The Internet of Things (IoT) is a growth business that is creating data-driven innovation opportunities for companies and developers. One of the driving factors is the adoption of artificial intelligence (AI) technology by businesses seeking greater insight.
According to recent industry reports the overall computer vision market is expected to reach USD $17.38 billion by 2023, the video analytics market is estimated to reach USD $11.17 billion by 2022 and deep learning revenue is expected to grow from USD $655 million in 2016 to USD $35 billion by 2025.
To help developers take advantage of these trends, Intel is introducing the OpenVINO (Open Visual Inference & Neural network Optimization) toolkit, the latest offering in the comprehensive lineup of Intel Vision Products that accelerate deep learning and transform vision data into business insights. The OpenVINO toolkit, formerly known as the Intel Computer Vision SDK, in combination with Intel’s diverse portfolio of hardware and software, drives deep learning at the edge and positions Intel as the clear industry leader in enabling IoT solutions from the edge to the cloud.
The OpenVINO toolkit is designed to enable users to fast-track development of high-performance computer vision applications, unleash deep learning inference capabilities across the entire Intel silicon portfolio, and provide an unparalleled solution to meet their AI needs. The new toolkit also includes three major APIs: The Deep Learning Deployment toolkit, a common deep learning inference toolkit that scales across Intel Vision Products, and optimized functions for OpenCV and OpenVX. With the addition of the OpenVINO toolkit to the Intel Vision Product portfolio, along with other AI products such as nGraph, Intel provides the broadest set of capabilities to distribute AI solutions from the edge to the network to the cloud across a diverse set of products. Because OpenVINO is compatible with widely adopted AI frameworks, developers can seamlessly and effortlessly deploy their applications at the edge.
Computer Vision: Challenges and Opportunities
Developers who want to capitalize on computer vision and the opportunities it presents typically face several fundamental challenges. First, computer vision solutions often experience bandwidth, storage, and latency limitations. Second, it can be difficult to optimize computer vision applications to improve performance and efficiently integrate artificial intelligence and deep learning capabilities. Finally, scaling computer vision applications to meet power, performance and cost requirements can be expensive, and applying software to different hardware may require a complete solution redesign.
Addressing these challenges requires the kind of distributed, end-to-end intelligence provided by the new OpenVINO toolkit. This toolkit helps developers streamline deep learning inference and deployment of high-performance computer vision solutions across a wide range of vertical use cases.

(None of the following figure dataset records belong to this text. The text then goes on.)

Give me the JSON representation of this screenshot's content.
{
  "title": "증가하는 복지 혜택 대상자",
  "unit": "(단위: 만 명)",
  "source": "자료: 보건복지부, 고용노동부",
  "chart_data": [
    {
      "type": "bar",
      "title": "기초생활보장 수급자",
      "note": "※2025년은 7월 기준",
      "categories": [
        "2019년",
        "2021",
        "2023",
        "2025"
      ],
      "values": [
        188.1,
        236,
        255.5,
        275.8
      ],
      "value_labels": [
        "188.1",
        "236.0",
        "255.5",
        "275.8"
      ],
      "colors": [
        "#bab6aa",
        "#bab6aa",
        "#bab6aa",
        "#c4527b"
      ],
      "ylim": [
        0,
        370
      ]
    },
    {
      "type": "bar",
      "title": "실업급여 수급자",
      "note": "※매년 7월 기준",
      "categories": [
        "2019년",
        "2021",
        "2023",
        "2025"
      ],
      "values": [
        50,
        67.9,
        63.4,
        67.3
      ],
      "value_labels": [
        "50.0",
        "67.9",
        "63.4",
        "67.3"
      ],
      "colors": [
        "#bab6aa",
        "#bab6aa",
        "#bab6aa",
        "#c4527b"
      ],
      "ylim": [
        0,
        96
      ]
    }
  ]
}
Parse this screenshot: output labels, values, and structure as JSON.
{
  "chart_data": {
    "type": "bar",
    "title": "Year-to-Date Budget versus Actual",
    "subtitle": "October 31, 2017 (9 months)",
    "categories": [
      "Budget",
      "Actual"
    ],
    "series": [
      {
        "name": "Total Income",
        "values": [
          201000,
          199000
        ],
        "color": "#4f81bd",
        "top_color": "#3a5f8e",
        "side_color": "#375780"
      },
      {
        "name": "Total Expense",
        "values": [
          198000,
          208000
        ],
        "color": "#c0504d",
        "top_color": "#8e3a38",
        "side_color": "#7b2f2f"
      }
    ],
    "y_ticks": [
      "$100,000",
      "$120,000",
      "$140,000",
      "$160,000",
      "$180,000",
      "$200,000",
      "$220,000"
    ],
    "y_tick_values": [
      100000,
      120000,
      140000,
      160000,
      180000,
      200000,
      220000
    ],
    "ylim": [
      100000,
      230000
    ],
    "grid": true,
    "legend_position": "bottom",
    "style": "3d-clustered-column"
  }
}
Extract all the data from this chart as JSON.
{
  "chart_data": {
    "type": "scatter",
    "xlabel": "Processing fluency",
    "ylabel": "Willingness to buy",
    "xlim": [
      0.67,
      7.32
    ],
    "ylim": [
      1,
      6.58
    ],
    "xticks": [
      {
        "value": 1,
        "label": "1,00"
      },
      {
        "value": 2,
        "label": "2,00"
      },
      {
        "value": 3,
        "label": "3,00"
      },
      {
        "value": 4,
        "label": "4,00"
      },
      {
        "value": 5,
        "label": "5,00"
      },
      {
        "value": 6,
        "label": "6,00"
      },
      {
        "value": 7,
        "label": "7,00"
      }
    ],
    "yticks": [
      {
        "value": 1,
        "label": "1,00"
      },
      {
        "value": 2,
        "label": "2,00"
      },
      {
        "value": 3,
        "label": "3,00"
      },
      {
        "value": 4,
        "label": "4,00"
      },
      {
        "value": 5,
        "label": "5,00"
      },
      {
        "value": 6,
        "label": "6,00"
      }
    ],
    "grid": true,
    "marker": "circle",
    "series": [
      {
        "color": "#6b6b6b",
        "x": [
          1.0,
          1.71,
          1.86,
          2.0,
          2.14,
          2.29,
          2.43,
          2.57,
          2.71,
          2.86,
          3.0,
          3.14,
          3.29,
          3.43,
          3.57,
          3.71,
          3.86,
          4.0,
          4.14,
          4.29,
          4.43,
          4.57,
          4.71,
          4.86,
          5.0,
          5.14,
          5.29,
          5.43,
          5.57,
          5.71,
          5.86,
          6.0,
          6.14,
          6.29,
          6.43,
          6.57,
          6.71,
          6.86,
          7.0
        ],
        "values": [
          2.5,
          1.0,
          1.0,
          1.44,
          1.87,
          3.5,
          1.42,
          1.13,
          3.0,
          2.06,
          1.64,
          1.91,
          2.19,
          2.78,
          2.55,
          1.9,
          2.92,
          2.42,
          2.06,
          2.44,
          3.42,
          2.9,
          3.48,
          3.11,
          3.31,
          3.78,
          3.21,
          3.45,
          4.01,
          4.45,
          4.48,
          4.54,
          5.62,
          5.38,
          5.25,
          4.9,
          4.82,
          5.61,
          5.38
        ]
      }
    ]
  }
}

A New Vision of Flexible, High-Performing Solutions
Developers can use the OpenVINO toolkit and other Intel Vision Products to port computer vision and deep learning inference solutions from a wide range of common software frameworks, such as TensorFlow, MXNet, and Caffe, to Intel processor and accelerator technologies, including Intel CPUs, Intel integrated graphics, Intel field programmable gate arrays (FPGAs), and Intel Movidius vision processing units (VPUs). They also can optimize traditional computer vision functions and migrate deep learning algorithms to high-performing video applications across Intel acceleration platforms.
To jump start vision deployments, Intel and its ecosystem partners, IEI & AAEON, are announcing two OpenVINO vision accelerator kits -- pre-integrated offerings supporting OpenVINO to enable accelerated prototyping & deployment.